News

Sun and Moon

11th November 2022

Learning from Brother Sun and Sister Moon

“Praised be You my Lord with all Your creatures,
especially Sir Brother Sun,
Who is the day through whom You give us light.
And he is beautiful and radiant with great splendour,
Of You Most High, he bears the likeness.
Praised be You, my Lord, through Sister Moon […]
In the heavens you have made her bright, precious and fair.”

Canticle of Brother Son, Francis of Assisi

I have included this prayer by St Francis of Assisi, the mystic and itinerant preacher who lived a life of poverty, and also left us with many beautiful prayers. This is the start of the Ballad of Brother Son and Sister Moon, a song that goes through naming and celebrating the different parts of God’s creation.
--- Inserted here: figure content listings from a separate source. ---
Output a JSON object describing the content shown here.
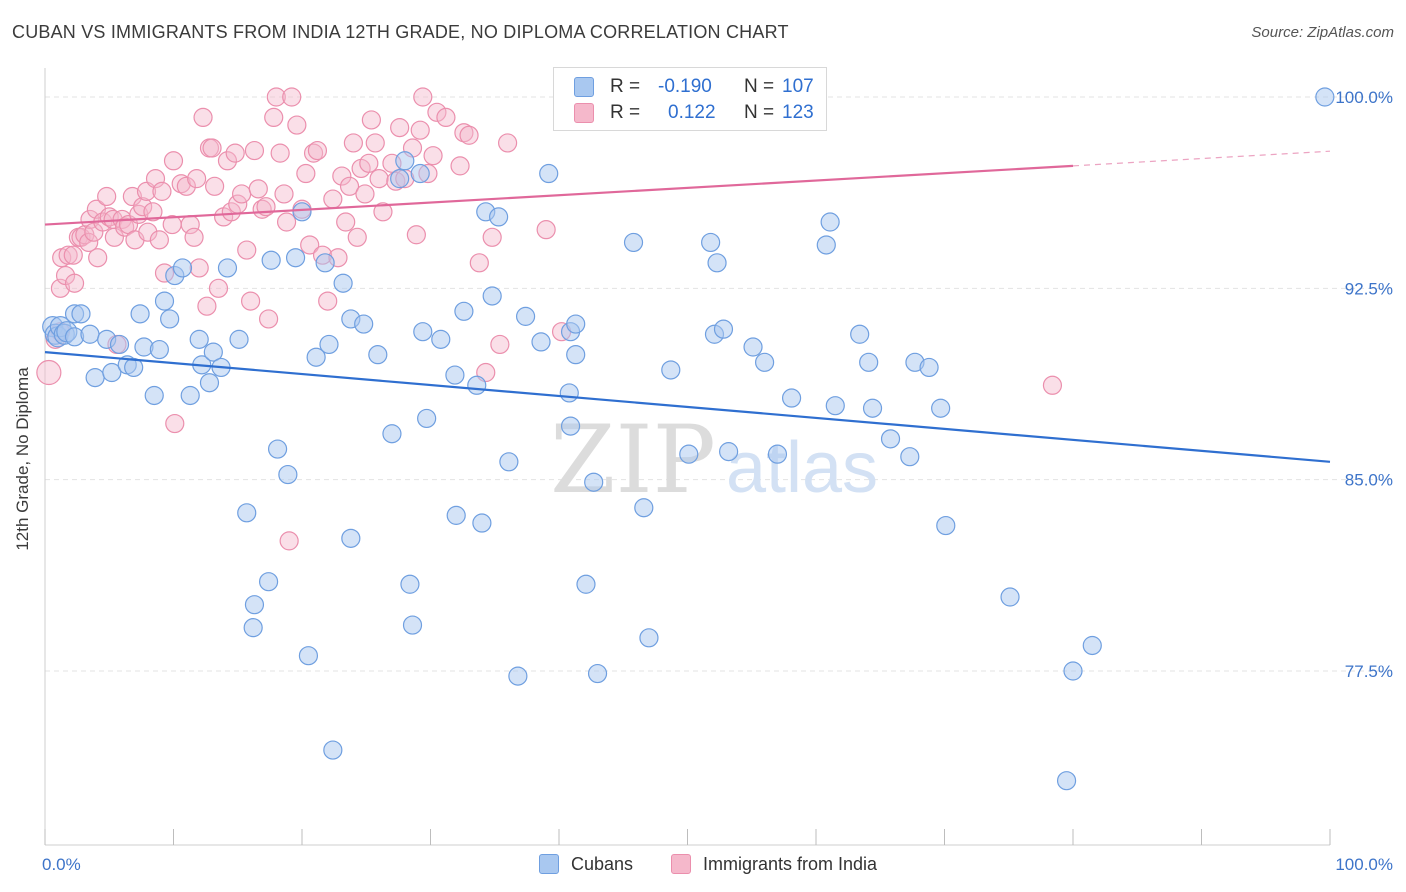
{
  "title": "CUBAN VS IMMIGRANTS FROM INDIA 12TH GRADE, NO DIPLOMA CORRELATION CHART",
  "source_prefix": "Source: ",
  "source_name": "ZipAtlas.com",
  "watermark": {
    "zip": "ZIP",
    "atlas": "atlas"
  },
  "colors": {
    "cubans_fill": "#a9c8f0",
    "cubans_stroke": "#6f9fe0",
    "cubans_line": "#2f6fd0",
    "india_fill": "#f5b8cb",
    "india_stroke": "#eb8fad",
    "india_line": "#e0689a",
    "tick_label": "#3d74c9",
    "grid": "#e3e3e3"
  },
  "legend": {
    "r_label": "R =",
    "n_label": "N =",
    "rows": [
      {
        "r": "-0.190",
        "n": "107"
      },
      {
        "r": "0.122",
        "n": "123"
      }
    ]
  },
  "bottom_legend": [
    "Cubans",
    "Immigrants from India"
  ],
  "chart_data": {
    "type": "scatter",
    "title": "CUBAN VS IMMIGRANTS FROM INDIA 12TH GRADE, NO DIPLOMA CORRELATION CHART",
    "xlabel": "",
    "ylabel": "12th Grade, No Diploma",
    "xlim": [
      0,
      100
    ],
    "ylim": [
      70.5,
      101.5
    ],
    "x_tick_labels": [
      "0.0%",
      "100.0%"
    ],
    "y_ticks": [
      77.5,
      85.0,
      92.5,
      100.0
    ],
    "y_tick_labels": [
      "77.5%",
      "85.0%",
      "92.5%",
      "100.0%"
    ],
    "grid": true,
    "legend_position": "top-center",
    "series": [
      {
        "name": "Cubans",
        "r": -0.19,
        "n": 107,
        "trend": {
          "x": [
            0,
            100
          ],
          "y": [
            90.0,
            85.7
          ]
        },
        "points": [
          [
            0.6,
            91.0
          ],
          [
            0.8,
            90.7
          ],
          [
            1.0,
            90.6
          ],
          [
            1.2,
            91.0
          ],
          [
            1.5,
            90.7
          ],
          [
            1.7,
            90.8
          ],
          [
            2.3,
            90.6
          ],
          [
            2.3,
            91.5
          ],
          [
            2.8,
            91.5
          ],
          [
            3.5,
            90.7
          ],
          [
            3.9,
            89.0
          ],
          [
            4.8,
            90.5
          ],
          [
            5.2,
            89.2
          ],
          [
            5.8,
            90.3
          ],
          [
            6.4,
            89.5
          ],
          [
            6.9,
            89.4
          ],
          [
            7.4,
            91.5
          ],
          [
            7.7,
            90.2
          ],
          [
            8.5,
            88.3
          ],
          [
            8.9,
            90.1
          ],
          [
            9.3,
            92.0
          ],
          [
            9.7,
            91.3
          ],
          [
            10.1,
            93.0
          ],
          [
            10.7,
            93.3
          ],
          [
            11.3,
            88.3
          ],
          [
            12.0,
            90.5
          ],
          [
            12.2,
            89.5
          ],
          [
            12.8,
            88.8
          ],
          [
            13.1,
            90.0
          ],
          [
            13.7,
            89.4
          ],
          [
            14.2,
            93.3
          ],
          [
            15.1,
            90.5
          ],
          [
            15.7,
            83.7
          ],
          [
            16.2,
            79.2
          ],
          [
            16.3,
            80.1
          ],
          [
            17.4,
            81.0
          ],
          [
            17.6,
            93.6
          ],
          [
            18.1,
            86.2
          ],
          [
            18.9,
            85.2
          ],
          [
            19.5,
            93.7
          ],
          [
            20.0,
            95.5
          ],
          [
            20.5,
            78.1
          ],
          [
            21.1,
            89.8
          ],
          [
            21.8,
            93.5
          ],
          [
            22.1,
            90.3
          ],
          [
            22.4,
            74.4
          ],
          [
            23.2,
            92.7
          ],
          [
            23.8,
            91.3
          ],
          [
            23.8,
            82.7
          ],
          [
            24.8,
            91.1
          ],
          [
            25.9,
            89.9
          ],
          [
            27.0,
            86.8
          ],
          [
            27.6,
            96.8
          ],
          [
            28.0,
            97.5
          ],
          [
            28.4,
            80.9
          ],
          [
            28.6,
            79.3
          ],
          [
            29.2,
            97.0
          ],
          [
            29.4,
            90.8
          ],
          [
            29.7,
            87.4
          ],
          [
            30.8,
            90.5
          ],
          [
            31.9,
            89.1
          ],
          [
            32.0,
            83.6
          ],
          [
            32.6,
            91.6
          ],
          [
            33.6,
            88.7
          ],
          [
            34.0,
            83.3
          ],
          [
            34.3,
            95.5
          ],
          [
            34.8,
            92.2
          ],
          [
            35.3,
            95.3
          ],
          [
            36.1,
            85.7
          ],
          [
            36.8,
            77.3
          ],
          [
            37.4,
            91.4
          ],
          [
            38.6,
            90.4
          ],
          [
            39.2,
            97.0
          ],
          [
            40.8,
            88.4
          ],
          [
            40.9,
            87.1
          ],
          [
            40.9,
            90.8
          ],
          [
            41.3,
            89.9
          ],
          [
            41.3,
            91.1
          ],
          [
            42.1,
            80.9
          ],
          [
            42.7,
            84.9
          ],
          [
            43.0,
            77.4
          ],
          [
            45.8,
            94.3
          ],
          [
            46.6,
            83.9
          ],
          [
            47.0,
            78.8
          ],
          [
            48.7,
            89.3
          ],
          [
            50.1,
            86.0
          ],
          [
            51.8,
            94.3
          ],
          [
            52.1,
            90.7
          ],
          [
            52.3,
            93.5
          ],
          [
            52.8,
            90.9
          ],
          [
            53.2,
            86.1
          ],
          [
            55.1,
            90.2
          ],
          [
            56.0,
            89.6
          ],
          [
            57.0,
            86.0
          ],
          [
            58.1,
            88.2
          ],
          [
            60.8,
            94.2
          ],
          [
            61.1,
            95.1
          ],
          [
            61.5,
            87.9
          ],
          [
            63.4,
            90.7
          ],
          [
            64.1,
            89.6
          ],
          [
            64.4,
            87.8
          ],
          [
            65.8,
            86.6
          ],
          [
            67.3,
            85.9
          ],
          [
            67.7,
            89.6
          ],
          [
            68.8,
            89.4
          ],
          [
            69.7,
            87.8
          ],
          [
            70.1,
            83.2
          ],
          [
            75.1,
            80.4
          ],
          [
            79.5,
            73.2
          ],
          [
            80.0,
            77.5
          ],
          [
            81.5,
            78.5
          ],
          [
            99.6,
            100.0
          ]
        ]
      },
      {
        "name": "Immigrants from India",
        "r": 0.122,
        "n": 123,
        "trend": {
          "x": [
            0,
            80
          ],
          "y": [
            95.0,
            97.3
          ]
        },
        "points": [
          [
            0.3,
            89.2
          ],
          [
            0.8,
            90.5
          ],
          [
            1.2,
            90.8
          ],
          [
            1.2,
            92.5
          ],
          [
            1.3,
            93.7
          ],
          [
            1.6,
            93.0
          ],
          [
            1.8,
            93.8
          ],
          [
            2.2,
            93.8
          ],
          [
            2.3,
            92.7
          ],
          [
            2.6,
            94.5
          ],
          [
            2.8,
            94.5
          ],
          [
            3.1,
            94.6
          ],
          [
            3.4,
            94.3
          ],
          [
            3.5,
            95.2
          ],
          [
            3.8,
            94.7
          ],
          [
            4.0,
            95.6
          ],
          [
            4.1,
            93.7
          ],
          [
            4.5,
            95.1
          ],
          [
            4.8,
            96.1
          ],
          [
            5.0,
            95.3
          ],
          [
            5.3,
            95.2
          ],
          [
            5.4,
            94.5
          ],
          [
            5.6,
            90.3
          ],
          [
            6.0,
            95.2
          ],
          [
            6.2,
            94.9
          ],
          [
            6.5,
            95.0
          ],
          [
            6.8,
            96.1
          ],
          [
            7.0,
            94.4
          ],
          [
            7.3,
            95.4
          ],
          [
            7.6,
            95.7
          ],
          [
            7.9,
            96.3
          ],
          [
            8.0,
            94.7
          ],
          [
            8.4,
            95.5
          ],
          [
            8.6,
            96.8
          ],
          [
            8.9,
            94.4
          ],
          [
            9.1,
            96.3
          ],
          [
            9.3,
            93.1
          ],
          [
            9.9,
            95.0
          ],
          [
            10.0,
            97.5
          ],
          [
            10.1,
            87.2
          ],
          [
            10.6,
            96.6
          ],
          [
            11.0,
            96.5
          ],
          [
            11.3,
            95.0
          ],
          [
            11.6,
            94.5
          ],
          [
            11.8,
            96.8
          ],
          [
            12.0,
            93.3
          ],
          [
            12.3,
            99.2
          ],
          [
            12.6,
            91.8
          ],
          [
            12.8,
            98.0
          ],
          [
            13.0,
            98.0
          ],
          [
            13.2,
            96.5
          ],
          [
            13.5,
            92.5
          ],
          [
            13.9,
            95.3
          ],
          [
            14.2,
            97.5
          ],
          [
            14.5,
            95.5
          ],
          [
            14.8,
            97.8
          ],
          [
            15.0,
            95.8
          ],
          [
            15.3,
            96.2
          ],
          [
            15.7,
            94.0
          ],
          [
            16.0,
            92.0
          ],
          [
            16.3,
            97.9
          ],
          [
            16.6,
            96.4
          ],
          [
            16.9,
            95.6
          ],
          [
            17.2,
            95.7
          ],
          [
            17.4,
            91.3
          ],
          [
            17.8,
            99.2
          ],
          [
            18.0,
            100.0
          ],
          [
            18.3,
            97.8
          ],
          [
            18.6,
            96.2
          ],
          [
            18.8,
            95.1
          ],
          [
            19.0,
            82.6
          ],
          [
            19.2,
            100.0
          ],
          [
            19.6,
            98.9
          ],
          [
            20.0,
            95.6
          ],
          [
            20.3,
            97.0
          ],
          [
            20.6,
            94.2
          ],
          [
            20.9,
            97.8
          ],
          [
            21.2,
            97.9
          ],
          [
            21.6,
            93.8
          ],
          [
            22.0,
            92.0
          ],
          [
            22.4,
            96.0
          ],
          [
            22.8,
            93.7
          ],
          [
            23.1,
            96.9
          ],
          [
            23.4,
            95.1
          ],
          [
            23.7,
            96.5
          ],
          [
            24.0,
            98.2
          ],
          [
            24.3,
            94.5
          ],
          [
            24.6,
            97.2
          ],
          [
            24.9,
            96.2
          ],
          [
            25.2,
            97.4
          ],
          [
            25.4,
            99.1
          ],
          [
            25.7,
            98.2
          ],
          [
            26.0,
            96.8
          ],
          [
            26.3,
            95.5
          ],
          [
            27.0,
            97.4
          ],
          [
            27.3,
            96.7
          ],
          [
            27.6,
            98.8
          ],
          [
            28.0,
            96.8
          ],
          [
            28.6,
            98.0
          ],
          [
            28.9,
            94.6
          ],
          [
            29.2,
            98.7
          ],
          [
            29.4,
            100.0
          ],
          [
            29.8,
            97.0
          ],
          [
            30.2,
            97.7
          ],
          [
            30.5,
            99.4
          ],
          [
            31.2,
            99.2
          ],
          [
            32.3,
            97.3
          ],
          [
            32.6,
            98.6
          ],
          [
            33.0,
            98.5
          ],
          [
            33.8,
            93.5
          ],
          [
            34.3,
            89.2
          ],
          [
            34.8,
            94.5
          ],
          [
            35.4,
            90.3
          ],
          [
            36.0,
            98.2
          ],
          [
            39.0,
            94.8
          ],
          [
            40.2,
            90.8
          ],
          [
            78.4,
            88.7
          ]
        ]
      }
    ]
  }
}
And you will observe the different ways the Sun and the Moon are described. The Sun is radiant, powerful, full of splendour and bears the likeness of the Most High God. The sun is strong and confident in its path through the day. Even when it is hidden by clouds, it is constant. We can feel its power even on our skin.
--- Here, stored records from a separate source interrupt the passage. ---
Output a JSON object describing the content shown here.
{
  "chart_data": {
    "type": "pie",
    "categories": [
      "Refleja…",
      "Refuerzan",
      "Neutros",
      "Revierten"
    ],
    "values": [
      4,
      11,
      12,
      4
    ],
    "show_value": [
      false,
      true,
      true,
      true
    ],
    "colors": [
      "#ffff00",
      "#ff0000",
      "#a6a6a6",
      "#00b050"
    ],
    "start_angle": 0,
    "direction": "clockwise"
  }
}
The moon is different. She is bright, precious and fair. But the moon attracts our attention not by generating its own light, but by reflecting it. It generates no light of its own volition – it can only reflect its cool bathing light from its source, the sun.

And we can learn a great deal about spiritual life from the light of the sun and moon. There are people, and I am often one of them, who work very hard to generate heat and light the way the sun does. They
believe in their own power to make life possible. The responsibility to light a path for others weighs heavily on them. Maybe you are one of these people too – and as leaders in the church, with responsibility and people relying on you, it’s inevitable you will feel like this some of the time.

I know people who even feel shame because they are not the sun. They expect themselves to generate light to fill the sky and are hard on themselves when they can’t.

But it might help us, this evening and in the future as leaders, if we remember that we are called to be more like the moon than the sun. Like the moon, we shine light in the darkness by reflecting God’s light,
the Sun, Jesus. It is not our own luminescence which is most significant, but how we reflect the Lord’s light.

But of course the strength and reliability of our light depends on our relationship to the source, so the closer and we are to Christ, the more space we make in our lives for this vital relationship, the more able we are to share the light and love of God with others.

True leadership then is more about being than doing – about being in a relationship with God, about being our true selves. If we are moving at all, it is only in our orbit around the Sun, our Lord, not by constantly running trying to do or be everything on behalf of everyone.

It’s also about accepting ourselves as the fallible creatures that we are. Like the moon which shows us many different faces and moods, we experience changes and phases in our spiritual life. There are times
when our light is full and round, and others when it is just a thin sliver. There are times when we are not able to reflect much light at all and that’s ok.

As a person in a leadership role, both in church and perhaps also in your work and family life, do you feel like you are often trying to be the sun? Burn out is a real thing and it happens because we are striving to
be the light source when all we are called to do is soak up the sun’s rays and let it gently illuminate those around us.

This is really about acknowledging all you do as leaders, all you give of yourselves, but also about encouraging you to be restored, to rest, to absorb more of the light of God’s love, to be replenished, that you might go back to your roles refreshed and more free to be who God has called you to be in them.